Alternative proteins may be the best investment to slow climate change

A new report reveals that with 25% of global GHG emissions caused by the food value chain, switching to alternative proteins could be the most capital-efficient and high-impact solution to tackling the climate crisis – and more 30% of consumers are ready to make the switch.

In recent years, growing global concerns about food security and the climate change impact of conventional livestock-centric agriculture – as well as skyrocketing price increases for animal products during the pandemic – have all fueled sales, funding, and public interest in alternative proteins. With 25% of global greenhouse gas emissions caused by the food value chain, switching to alternative proteins could be the most capital-efficient and high-impact solution to tackling the climate crisis.
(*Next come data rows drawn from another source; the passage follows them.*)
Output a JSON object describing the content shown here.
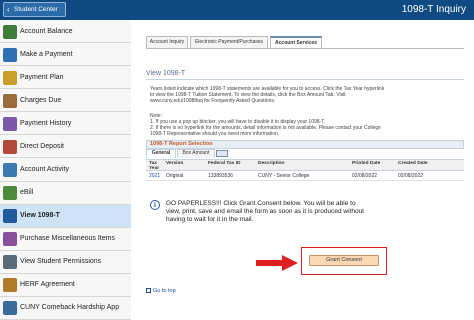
{
  "header": {
    "back_label": "Student Center",
    "page_title": "1098-T Inquiry"
  },
  "sidebar": {
    "items": [
      {
        "label": "Account Balance",
        "icon": "account-balance-icon",
        "color": "#3f7d3a"
      },
      {
        "label": "Make a Payment",
        "icon": "payment-icon",
        "color": "#2f6fb3"
      },
      {
        "label": "Payment Plan",
        "icon": "payment-plan-icon",
        "color": "#c9a02c"
      },
      {
        "label": "Charges Due",
        "icon": "charges-icon",
        "color": "#9a6b3b"
      },
      {
        "label": "Payment History",
        "icon": "history-icon",
        "color": "#7a5aa8"
      },
      {
        "label": "Direct Deposit",
        "icon": "direct-deposit-icon",
        "color": "#b24a3a"
      },
      {
        "label": "Account Activity",
        "icon": "activity-icon",
        "color": "#3a7ab0"
      },
      {
        "label": "eBill",
        "icon": "ebill-icon",
        "color": "#4d8a3a"
      },
      {
        "label": "View 1098-T",
        "icon": "form-icon",
        "color": "#1f5a9c"
      },
      {
        "label": "Purchase Miscellaneous Items",
        "icon": "purchase-icon",
        "color": "#8a4f9a"
      },
      {
        "label": "View Student Permissions",
        "icon": "permissions-icon",
        "color": "#5a6a7a"
      },
      {
        "label": "HERF Agreement",
        "icon": "agreement-icon",
        "color": "#b07a2a"
      },
      {
        "label": "CUNY Comeback Hardship App",
        "icon": "hardship-icon",
        "color": "#3a6a9a"
      }
    ],
    "active_index": 8
  },
  "tabs": [
    {
      "label": "Account Inquiry"
    },
    {
      "label": "Electronic Payment/Purchases"
    },
    {
      "label": "Account Services"
    }
  ],
  "section": {
    "title": "View 1098-T",
    "info_lines": [
      "Years listed indicate which 1098-T statements are available for you to access. Click the Tax Year hyperlink",
      "to view the 1098-T Tuition Statement. To view the details, click the Box Amount Tab. Visit",
      "www.cuny.edu/1098tfaq for Frequently Asked Questions."
    ],
    "note_lines": [
      "Note:",
      "1. If you use a pop up blocker, you will have to disable it to display your 1098-T.",
      "2. If there is no hyperlink for the amounts, detail information is not available. Please contact your College",
      "1098-T Representative should you need more information."
    ]
  },
  "report": {
    "title": "1098-T Report Selection",
    "subtabs": [
      "General",
      "Box Amount"
    ],
    "columns": [
      "Tax Year",
      "Version",
      "Federal Tax ID",
      "Description",
      "Printed Date",
      "Created Date"
    ],
    "rows": [
      [
        "2021",
        "Original",
        "133893536",
        "CUNY - Senior College",
        "02/08/2022",
        "02/08/2022"
      ]
    ]
  },
  "consent": {
    "message_lines": [
      "GO PAPERLESS!!! Click Grant Consent below. You will be able to",
      "view, print, save and email the form as soon as it is produced without",
      "having to wait for it in the mail."
    ],
    "button_label": "Grant Consent"
  },
  "footer": {
    "goto_label": "Go to top"
  },
  "colors": {
    "topbar": "#0f4a82",
    "highlight": "#e02020",
    "consent_button": "#f9d8b3"
  }
}
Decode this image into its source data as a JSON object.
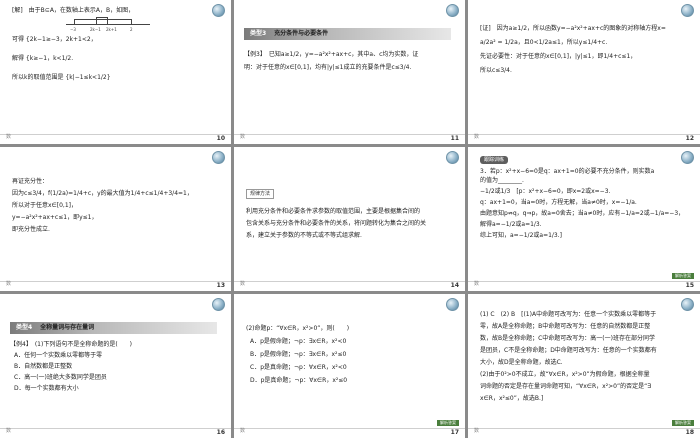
{
  "footer_mark": "数",
  "slides": [
    {
      "page": "10",
      "lines": [
        "[解]　由于B⊆A，在数轴上表示A，B，如图，",
        "可得 {2k−1≥−3，2k+1<2，",
        "解得 {k≥−1，k<1/2.",
        "所以k的取值范围是 {k|−1≤k<1/2}"
      ],
      "numline_labels": [
        "−3",
        "2k−1",
        "2k+1",
        "2"
      ]
    },
    {
      "page": "11",
      "banner_type": "类型3",
      "banner_title": "充分条件与必要条件",
      "lines": [
        "【例3】　已知a≥1/2，y=−a²x²+ax+c，其中a、c均为实数，证",
        "明：对于任意的x∈[0,1]，均有|y|≤1成立的充要条件是c≤3/4."
      ]
    },
    {
      "page": "12",
      "lines": [
        "[证]　因为a≥1/2，所以函数y=−a²x²+ax+c的图象的对称轴方程x=",
        "a/2a² = 1/2a，且0<1/2a≤1，所以y≤1/4+c.",
        "先证必要性：对于任意的x∈[0,1]，|y|≤1，即1/4+c≤1，",
        "所以c≤3/4."
      ]
    },
    {
      "page": "13",
      "lines": [
        "再证充分性：",
        "因为c≤3/4，f(1/2a)=1/4+c，y的最大值为1/4+c≤1/4+3/4=1，",
        "所以对于任意x∈[0,1]，",
        "y=−a²x²+ax+c≤1，即y≤1，",
        "即充分性成立."
      ]
    },
    {
      "page": "14",
      "tag": "规律方法",
      "lines": [
        "利用充分条件和必要条件求参数的取值范围，主要是根据集合间的",
        "包含关系与充分条件和必要条件的关系，将问题转化为集合之间的关",
        "系，建立关于参数的不等式或不等式组求解."
      ]
    },
    {
      "page": "15",
      "pill": "跟踪训练",
      "lines": [
        "3．若p：x²+x−6=0是q：ax+1=0的必要不充分条件，则实数a",
        "的值为________.",
        "−1/2或1/3　[p：x²+x−6=0，即x=2或x=−3.",
        "q：ax+1=0，当a=0时，方程无解，当a≠0时，x=−1/a.",
        "由题意知p⇏q，q⇒p，故a=0舍去；当a≠0时，应有−1/a=2或−1/a=−3，",
        "解得a=−1/2或a=1/3.",
        "综上可知，a=−1/2或a=1/3.]"
      ],
      "chip": "解析答案"
    },
    {
      "page": "16",
      "banner_type": "类型4",
      "banner_title": "全称量词与存在量词",
      "lines": [
        "【例4】　(1)下列语句不是全称命题的是(　　)",
        "A．任何一个实数乘以零都等于零",
        "B．自然数都是正整数",
        "C．高一(一)班绝大多数同学是团员",
        "D．每一个实数都有大小"
      ]
    },
    {
      "page": "17",
      "lines": [
        "(2)命题p：“∀x∈R，x²>0”，则(　　)",
        "A．p是假命题；¬p：∃x∈R，x²<0",
        "B．p是假命题；¬p：∃x∈R，x²≤0",
        "C．p是真命题；¬p：∀x∈R，x²<0",
        "D．p是真命题；¬p：∀x∈R，x²≤0"
      ],
      "chip": "解析答案"
    },
    {
      "page": "18",
      "lines": [
        "(1) C　(2) B　[(1)A中命题可改写为：任意一个实数乘以零都等于",
        "零，故A是全称命题；B中命题可改写为：任意的自然数都是正整",
        "数，故B是全称命题；C中命题可改写为：高一(一)班存在部分同学",
        "是团员，C不是全称命题；D中命题可改写为：任意的一个实数都有",
        "大小，故D是全称命题，故选C.",
        "(2)由于0²>0不成立，故“∀x∈R，x²>0”为假命题，根据全称量",
        "词命题的否定是存在量词命题可知，“∀x∈R，x²>0”的否定是“∃",
        "x∈R，x²≤0”，故选B.]"
      ],
      "chip": "解析答案"
    }
  ]
}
It is projected to represent at least 11% of all meat, seafood, eggs and dairy products consumed globally by 2035. Alternative proteins will save three times the emissions for every dollar invested against the next best tool in the box: decarbonization.
cement
— according to a new report by Boston Consulting Group (BCG) and impact investor blue horizon.

The next report The untapped climate opportunity in alternative proteins

(July 18), presents the results of a survey of more than 3,700 consumers in seven countries (China, France, Germany, Spainthe United Arab Emiratesthe UK and the United States), about their reasons for trying alternative proteins and the inhibitors that keep them from buying even more. Three-quarters of survey respondents cited healthier eating as their main motivation for switching to alternative proteins, while more than 30% of consumers would completely change their diet to alternative proteins if they thought it would have a major positive impact on the climate.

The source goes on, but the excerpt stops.